All these manoeuvres lead to one goal: Rewriting the Peace Constitution imposed by the American occupation force that forbids a standing army and waging of wars. Over the years, the prohibition on having a defense force has been whittled down by a series of Cabinet interpretations such that Japan now has a de facto defense force. Last year, another Cabinet interpretation allows Japan’s “Self Defense Force” to come to the defense of an ally even when Japan itself is not under attack. This move was encouraged and urged by America which wants to co-opt Japan in containing China.

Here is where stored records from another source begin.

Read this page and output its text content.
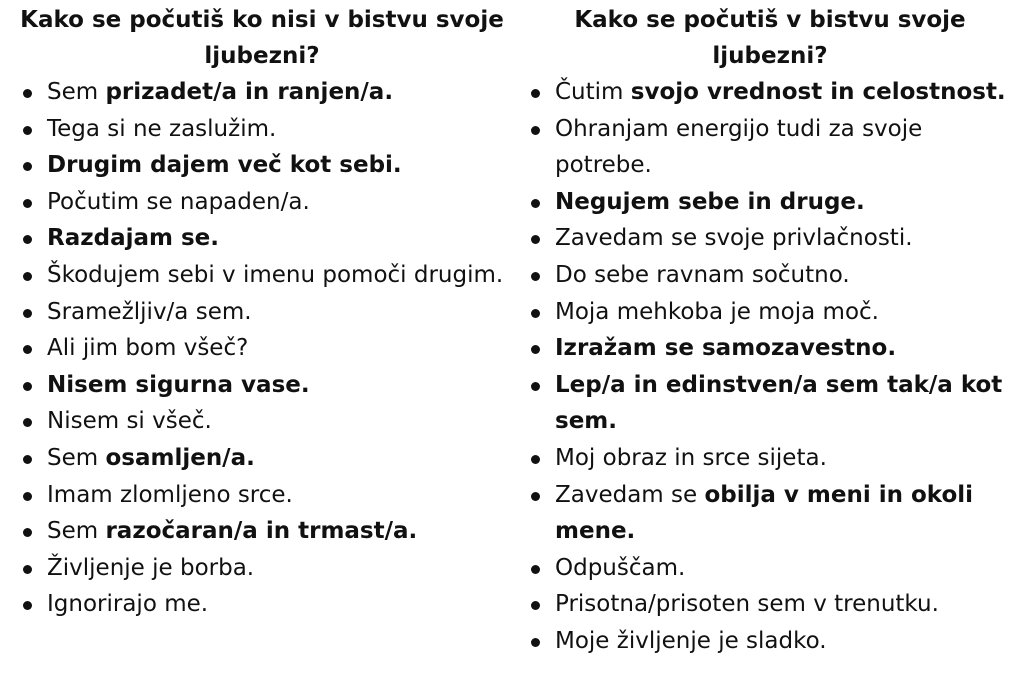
Kako se počutiš ko nisi v bistvu svoje ljubezni?
Sem prizadet/a in ranjen/a.
Tega si ne zaslužim.
Drugim dajem več kot sebi.
Počutim se napaden/a.
Razdajam se.
Škodujem sebi v imenu pomoči drugim.
Sramežljiv/a sem.
Ali jim bom všeč?
Nisem sigurna vase.
Nisem si všeč.
Sem osamljen/a.
Imam zlomljeno srce.
Sem razočaran/a in trmast/a.
Življenje je borba.
Ignorirajo me.
Kako se počutiš v bistvu svoje ljubezni?
Čutim svojo vrednost in celostnost.
Ohranjam energijo tudi za svoje potrebe.
Negujem sebe in druge.
Zavedam se svoje privlačnosti.
Do sebe ravnam sočutno.
Moja mehkoba je moja moč.
Izražam se samozavestno.
Lep/a in edinstven/a sem tak/a kot sem.
Moj obraz in srce sijeta.
Zavedam se obilja v meni in okoli mene.
Odpuščam.
Prisotna/prisoten sem v trenutku.
Moje življenje je sladko.
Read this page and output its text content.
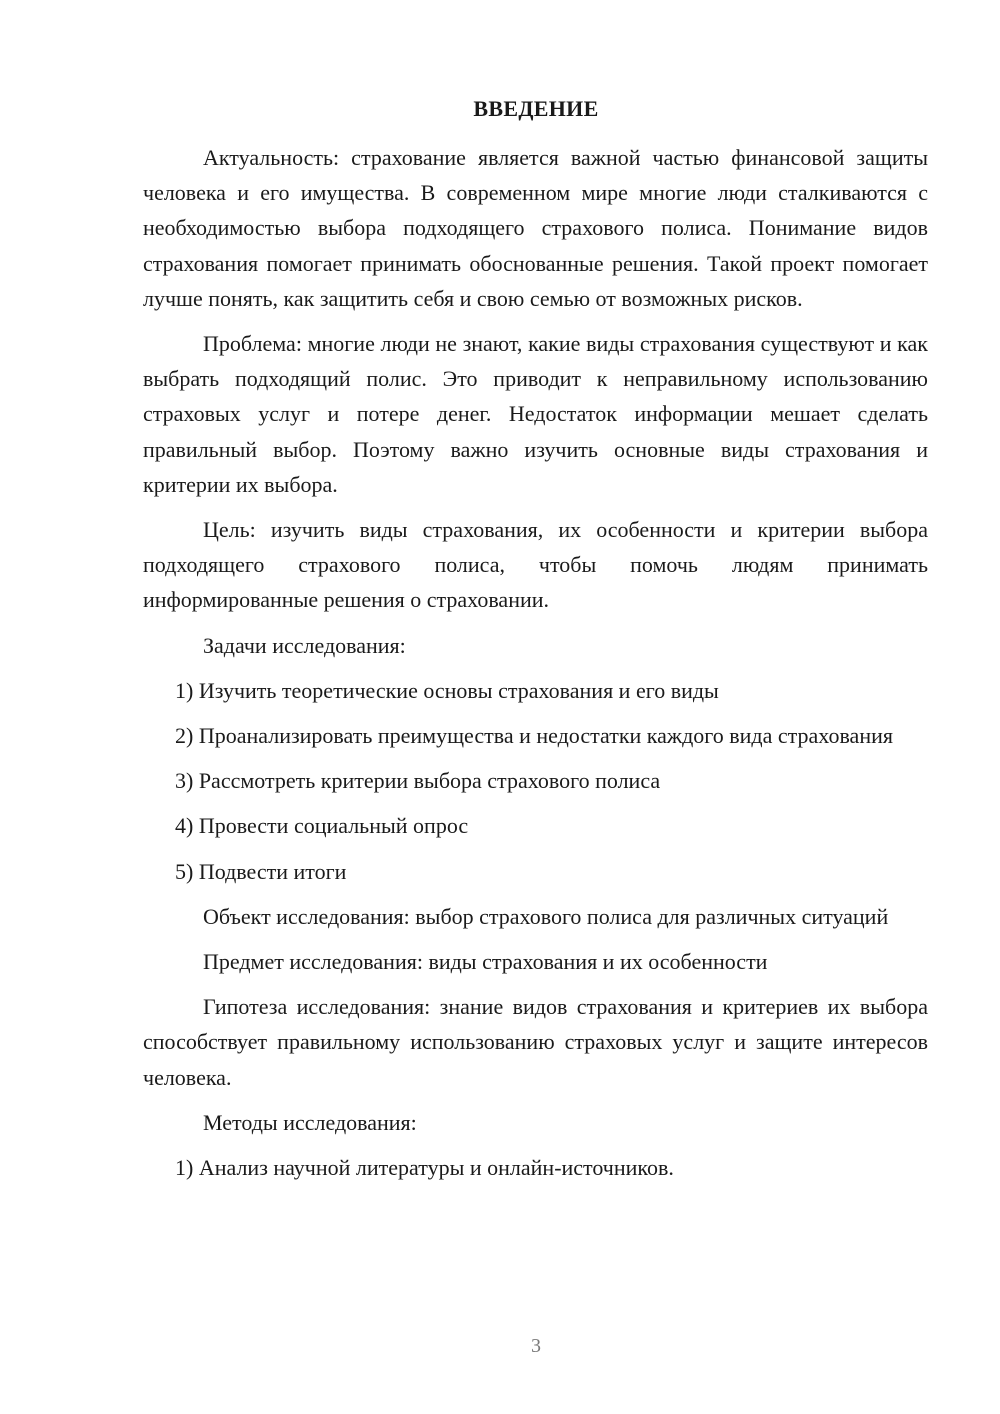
ВВЕДЕНИЕ

Актуальность: страхование является важной частью финансовой защиты человека и его имущества. В современном мире многие люди сталкиваются с необходимостью выбора подходящего страхового полиса. Понимание видов страхования помогает принимать обоснованные решения. Такой проект помогает лучше понять, как защитить себя и свою семью от возможных рисков.

Проблема: многие люди не знают, какие виды страхования существуют и как выбрать подходящий полис. Это приводит к неправильному использованию страховых услуг и потере денег. Недостаток информации мешает сделать правильный выбор. Поэтому важно изучить основные виды страхования и критерии их выбора.

Цель: изучить виды страхования, их особенности и критерии выбора подходящего страхового полиса, чтобы помочь людям принимать информированные решения о страховании.

Задачи исследования:

1) Изучить теоретические основы страхования и его виды

2) Проанализировать преимущества и недостатки каждого вида страхования

3) Рассмотреть критерии выбора страхового полиса

4) Провести социальный опрос

5) Подвести итоги

Объект исследования: выбор страхового полиса для различных ситуаций

Предмет исследования: виды страхования и их особенности

Гипотеза исследования: знание видов страхования и критериев их выбора способствует правильному использованию страховых услуг и защите интересов человека.

Методы исследования:

1) Анализ научной литературы и онлайн-источников.

3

Abe isn’t satisfied with such piecemeal, constrained moves to get round the Constitution that stops him from warring abroad. He wants a de jure army, and the legal backing to make wars. To amend Article 9 that is an impediment to war-making, he needs to have a two-thirds majority in both the lower and upper Houses of Parliament or Diet, and ratified by a simple majority in a public referendum. His party and coalition partner, Buddhist-backed Komeito, together have more than two thirds of the seats in both the chambers of the Diet. The fly in the ointment is that Komeito is dead set against rewriting the Peace Constitution. So Abe is back to the drawing board.

A de tour Abe has embarked on is to first amend Article 96 of the Constitution which requires that any amendment to the Constitution must be approved by a two-thirds majority vote in both chambers of the Diet. He wants Article 96 to be amended to require a simple majority vote. Both the Opposition and his coalition partner Komeito have stood firm against such revision . Abe’s goal remains beyond reach.

Abe’s single-minded pursuit of reviving and reinvigorating militarism and fascism in Japan has eroded significantly press freedom and the right of the public to know. He has re-instituted pre-war indoctrination of young children in the ways of militarism. What is standing in the way of his final goal is the requirement for a two-thirds majority vote to amend the Peace Constitution. Question is whether such bulwark against militarism or fascism will continue to withstand Abe’s relentless assaults and machinations. Ordinary Japanese, as well as people in East Asia, hope and pray it will, so that a train wreck with Abe as the reckless driver can be averted.